The emerging market trade has blown up. An “everything bubble” disaster awaits. Meanwhile, what about treasuries?

Via Email, Albert Edwards at Society General discusses Emerging Markets.

Turkey has discovered that high and rising foreign-denominated debt never sits well with a huge current account deficit and a reluctance to raise interest rates. The problem though is that this is not about Turkey or even EM. It is as always, about the Fed.

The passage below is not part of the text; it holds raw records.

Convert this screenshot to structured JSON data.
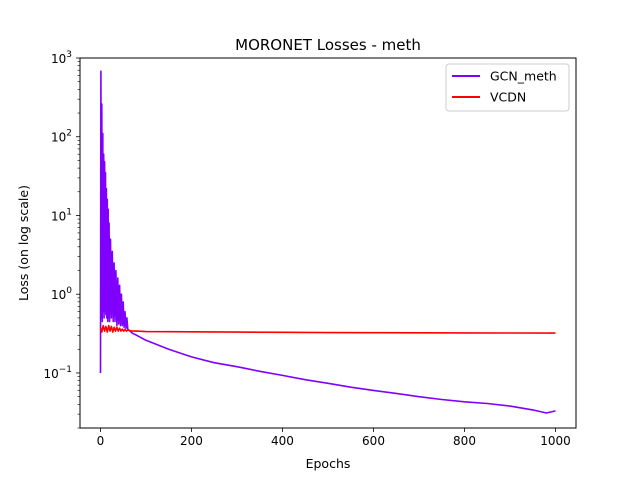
{
  "chart_data": {
    "type": "line",
    "title": "MORONET Losses - meth",
    "xlabel": "Epochs",
    "ylabel": "Loss (on log scale)",
    "yscale": "log",
    "xlim": [
      -45,
      1045
    ],
    "ylim": [
      0.02,
      1000
    ],
    "x_ticks": [
      0,
      200,
      400,
      600,
      800,
      1000
    ],
    "y_ticks": [
      {
        "value": 0.1,
        "base": "10",
        "exp": "−1"
      },
      {
        "value": 1,
        "base": "10",
        "exp": "0"
      },
      {
        "value": 10,
        "base": "10",
        "exp": "1"
      },
      {
        "value": 100,
        "base": "10",
        "exp": "2"
      },
      {
        "value": 1000,
        "base": "10",
        "exp": "3"
      }
    ],
    "grid": false,
    "legend_position": "top-right",
    "series": [
      {
        "name": "GCN_meth",
        "color": "#8000ff",
        "x": [
          0,
          1,
          2,
          3,
          4,
          5,
          6,
          7,
          8,
          9,
          10,
          11,
          12,
          13,
          14,
          15,
          16,
          17,
          18,
          19,
          20,
          22,
          24,
          26,
          28,
          30,
          32,
          34,
          36,
          38,
          40,
          42,
          44,
          46,
          48,
          50,
          52,
          54,
          56,
          58,
          60,
          65,
          70,
          80,
          100,
          150,
          200,
          250,
          300,
          350,
          400,
          450,
          500,
          550,
          600,
          650,
          700,
          750,
          800,
          850,
          900,
          950,
          980,
          1000
        ],
        "values": [
          0.1,
          680,
          0.5,
          260,
          0.45,
          110,
          0.6,
          60,
          0.5,
          48,
          0.6,
          35,
          0.55,
          22,
          0.5,
          16,
          0.45,
          12,
          0.5,
          8,
          0.45,
          5,
          0.5,
          3.5,
          0.45,
          2.5,
          0.45,
          2,
          0.4,
          1.6,
          0.42,
          1.3,
          0.4,
          1.0,
          0.4,
          0.8,
          0.38,
          0.6,
          0.37,
          0.5,
          0.36,
          0.34,
          0.32,
          0.3,
          0.26,
          0.2,
          0.16,
          0.135,
          0.12,
          0.105,
          0.093,
          0.082,
          0.074,
          0.066,
          0.06,
          0.055,
          0.05,
          0.046,
          0.043,
          0.041,
          0.038,
          0.034,
          0.031,
          0.033
        ]
      },
      {
        "name": "VCDN",
        "color": "#ff0000",
        "x": [
          0,
          3,
          6,
          9,
          12,
          15,
          18,
          21,
          24,
          27,
          30,
          33,
          36,
          39,
          42,
          45,
          48,
          51,
          54,
          57,
          60,
          65,
          70,
          80,
          100,
          200,
          300,
          400,
          500,
          600,
          700,
          800,
          900,
          1000
        ],
        "values": [
          0.38,
          0.33,
          0.4,
          0.34,
          0.39,
          0.33,
          0.4,
          0.34,
          0.39,
          0.33,
          0.38,
          0.34,
          0.38,
          0.34,
          0.37,
          0.34,
          0.36,
          0.34,
          0.36,
          0.34,
          0.35,
          0.345,
          0.34,
          0.34,
          0.335,
          0.333,
          0.33,
          0.328,
          0.326,
          0.325,
          0.324,
          0.323,
          0.322,
          0.321
        ]
      }
    ]
  }
}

When the most important person in the free world starts lobbing macro hand-grenades in an effort to drain the swamp, the financial markets will always eventually react badly. No, I am not talking about President Trump with his tweets about imposing tariffs on Turkey. I am actually talking about Fed Chair Jerome Powell draining the global liquidity swamp.

Make no mistake, whatever the macro-idiosyncrasies of Turkey, the key to the current turmoil that is spreading into EM generally, is Fed tightening and the strong dollar. As we have repeated ad infinitum, since 1950 there have been 13 Fed tightening cycles, 10 of them ended in recession and the others usually saw the EM blow up – such as the 1994 collapse in the Mexican peso. The Fed always tightens until something breaks. It is usually its own economy, but sometimes it is the EM’s. And when the liquidity tide goes out we always find out who is swimming naked. If it hadn’t been Turkey it would eventually have been someone else.

To be sure the unfolding EM crisis has been building for many years. And just as investors ignored the naysayers in the run-up to the Global Financial Crisis (GFC), they have ignored the IMF and BIS, who have been cautioning for some years about the explosive build-up in EM debt and especially dollar-denominated debt.

According to the BIS, total dollar-denominated debt outside the U.S. reached $10.7 trillion in the first quarter of 2017, and about a third of this debt is owed by the EM nonfinancial sector. EM specialists, the Institute of International Finance (IIF), have also warned about this build-up in EM foreign-denominated debt. They too note that the EM corporate sector has been leading the explosion of debt, with Turkey standing out for the increase in its exposure since the GFC. Turkey has never managed to escape membership of ‘The Fragile Five’ EM country club.